Although significant progress has been made by the European Union by introducing binding environmental standards, especially in the context of legislation, persistent challenges remain. The results of this research support the view that actively involving young politicians in cabinet positions can improve ecological policies and preservation initiatives. Young politicians play a vital and transformational role in shaping cabinet-level environmental policies and conservation efforts. As key decision-makers responsible for drafting legislation and governing a range of practices, including ecological concerns, their generational perspectives can significantly impact their dedication to addressing contemporary challenges like WEEE.
By advocating for the active inclusion of young politicians in decision-making positions, policymakers can benefit from new perspectives, innovative approaches, and increased commitment to solving pressing environmental problems.

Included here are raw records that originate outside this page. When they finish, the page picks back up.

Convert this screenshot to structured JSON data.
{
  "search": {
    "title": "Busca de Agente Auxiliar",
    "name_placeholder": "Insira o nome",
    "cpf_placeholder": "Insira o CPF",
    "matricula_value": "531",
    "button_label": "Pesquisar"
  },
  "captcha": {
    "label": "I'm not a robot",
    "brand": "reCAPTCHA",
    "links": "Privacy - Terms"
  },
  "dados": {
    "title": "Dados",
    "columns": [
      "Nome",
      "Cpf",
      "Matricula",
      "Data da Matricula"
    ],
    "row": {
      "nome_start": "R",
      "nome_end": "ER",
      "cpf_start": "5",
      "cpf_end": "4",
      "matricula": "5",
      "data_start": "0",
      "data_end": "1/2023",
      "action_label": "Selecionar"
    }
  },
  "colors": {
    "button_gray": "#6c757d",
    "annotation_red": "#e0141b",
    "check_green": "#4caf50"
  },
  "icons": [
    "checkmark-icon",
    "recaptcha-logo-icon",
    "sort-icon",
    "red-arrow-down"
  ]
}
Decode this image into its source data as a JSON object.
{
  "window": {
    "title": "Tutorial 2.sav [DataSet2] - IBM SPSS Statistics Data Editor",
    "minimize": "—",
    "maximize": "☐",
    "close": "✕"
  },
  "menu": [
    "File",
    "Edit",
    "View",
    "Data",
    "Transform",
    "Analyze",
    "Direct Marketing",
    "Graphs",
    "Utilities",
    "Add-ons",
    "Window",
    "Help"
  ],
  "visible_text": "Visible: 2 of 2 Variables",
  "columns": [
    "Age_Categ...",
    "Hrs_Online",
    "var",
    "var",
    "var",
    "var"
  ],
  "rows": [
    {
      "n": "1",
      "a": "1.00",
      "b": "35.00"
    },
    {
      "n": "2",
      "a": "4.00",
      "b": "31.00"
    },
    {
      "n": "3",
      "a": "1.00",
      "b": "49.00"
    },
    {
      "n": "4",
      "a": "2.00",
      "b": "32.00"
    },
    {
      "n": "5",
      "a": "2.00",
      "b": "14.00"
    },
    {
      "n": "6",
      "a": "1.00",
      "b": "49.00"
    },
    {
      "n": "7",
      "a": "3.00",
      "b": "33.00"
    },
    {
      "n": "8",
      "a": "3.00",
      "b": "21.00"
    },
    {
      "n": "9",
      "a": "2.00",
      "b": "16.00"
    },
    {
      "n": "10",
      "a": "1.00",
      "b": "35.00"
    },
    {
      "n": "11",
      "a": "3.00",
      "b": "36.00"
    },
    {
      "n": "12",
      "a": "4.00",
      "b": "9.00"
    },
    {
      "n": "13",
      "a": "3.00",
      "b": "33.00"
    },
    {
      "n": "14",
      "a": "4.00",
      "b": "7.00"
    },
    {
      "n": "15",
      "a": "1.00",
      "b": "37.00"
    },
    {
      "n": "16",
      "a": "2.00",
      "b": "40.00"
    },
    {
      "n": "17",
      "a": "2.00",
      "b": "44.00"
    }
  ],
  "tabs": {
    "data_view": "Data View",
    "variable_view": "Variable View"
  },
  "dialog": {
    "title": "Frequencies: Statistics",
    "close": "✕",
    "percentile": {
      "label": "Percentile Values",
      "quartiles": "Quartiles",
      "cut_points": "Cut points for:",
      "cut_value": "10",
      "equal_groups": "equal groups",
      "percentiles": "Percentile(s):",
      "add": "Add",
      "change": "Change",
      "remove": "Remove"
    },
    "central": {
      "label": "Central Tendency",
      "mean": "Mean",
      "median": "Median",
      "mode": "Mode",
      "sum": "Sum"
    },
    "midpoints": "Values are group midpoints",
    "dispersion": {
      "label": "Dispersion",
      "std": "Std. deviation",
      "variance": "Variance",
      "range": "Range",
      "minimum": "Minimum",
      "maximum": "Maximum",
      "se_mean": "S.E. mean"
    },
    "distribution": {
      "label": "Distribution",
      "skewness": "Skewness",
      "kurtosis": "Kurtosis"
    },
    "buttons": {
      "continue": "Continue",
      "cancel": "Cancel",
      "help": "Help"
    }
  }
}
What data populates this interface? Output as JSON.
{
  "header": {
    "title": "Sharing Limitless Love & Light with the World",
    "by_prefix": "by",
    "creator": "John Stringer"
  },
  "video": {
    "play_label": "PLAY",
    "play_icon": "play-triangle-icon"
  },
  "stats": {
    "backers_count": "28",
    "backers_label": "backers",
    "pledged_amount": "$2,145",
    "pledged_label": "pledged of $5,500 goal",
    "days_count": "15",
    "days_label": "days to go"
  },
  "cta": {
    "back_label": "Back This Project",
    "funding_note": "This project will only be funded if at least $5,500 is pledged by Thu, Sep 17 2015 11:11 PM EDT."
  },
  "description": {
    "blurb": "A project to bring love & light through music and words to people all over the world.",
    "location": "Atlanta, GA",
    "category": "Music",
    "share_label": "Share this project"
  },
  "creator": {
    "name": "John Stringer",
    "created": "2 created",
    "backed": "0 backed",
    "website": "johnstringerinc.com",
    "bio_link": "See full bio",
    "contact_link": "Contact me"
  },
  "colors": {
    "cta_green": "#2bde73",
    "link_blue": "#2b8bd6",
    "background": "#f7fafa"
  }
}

Embracing diversity in age within political leadership not only reflects a commitment to inclusive governance but also offers a pathway toward more effective and sustainable environmental policymaking.
One primary constraint of this research pertains to data availability. Obtaining more comprehensive data on the ages of parliament members and the sociodemographic characteristics of parliamentary bodies could potentially enhance the study results. Despite this constraint, our findings provide evidence of the significant role played by the age of cabinet members in promoting WEEE recycling rates in EU nations. These results hold implications for future research in this field and contribute to a deeper understanding of the relationship between the sociodemographic characteristics of parliamentary bodies and sustainability.
Future studies could explore extending time periods, focusing on specific countries or regions, integrating varied political and institutional determinants of WEEE recycling rates as control variables, and employing different econometric methods. Upon data availability, the individual ages of cabinet members can be used instead of the average age of cabinet members. The ages of parliament members can also be utilized, and the age–gender distribution of parliament and cabinet members can be studied. Additionally, the impact of the educational level and professional background of parliament and cabinet members on environmental factors can be examined. Nevertheless, single-country studies can be conducted by researchers who collect the aforementioned data themselves.
All the figures and tables in the manuscript are submitted for publication for the first time and can be used without any copyright constraints.

Supplementary Materials

The following supporting information can be downloaded at: https://www.mdpi.com/article/10.3390/su16188202/s1.

Author Contributions

Conceptualization, E.A., M.Ş., C.K. and R.Y.; methodology, C.K. and R.Y.; software, C.K.; validation, E.A., M.Ş., C.K. and R.Y.; formal analysis, C.K. and R.Y.; investigation, C.K. and R.Y.; resources, C.K.; data curation, E.A and C.K.; writing—original draft preparation, E.A., M.Ş., C.K. and R.Y.; writing—review and editing, E.A., M.Ş., C.K. and R.Y.; visualization, E.A., M.Ş., C.K. and R.Y.; supervision, R.Y.; project administration, E.A., M.Ş., C.K. and R.Y. All authors have read and agreed to the published version of the manuscript.

Funding

This research received no external funding.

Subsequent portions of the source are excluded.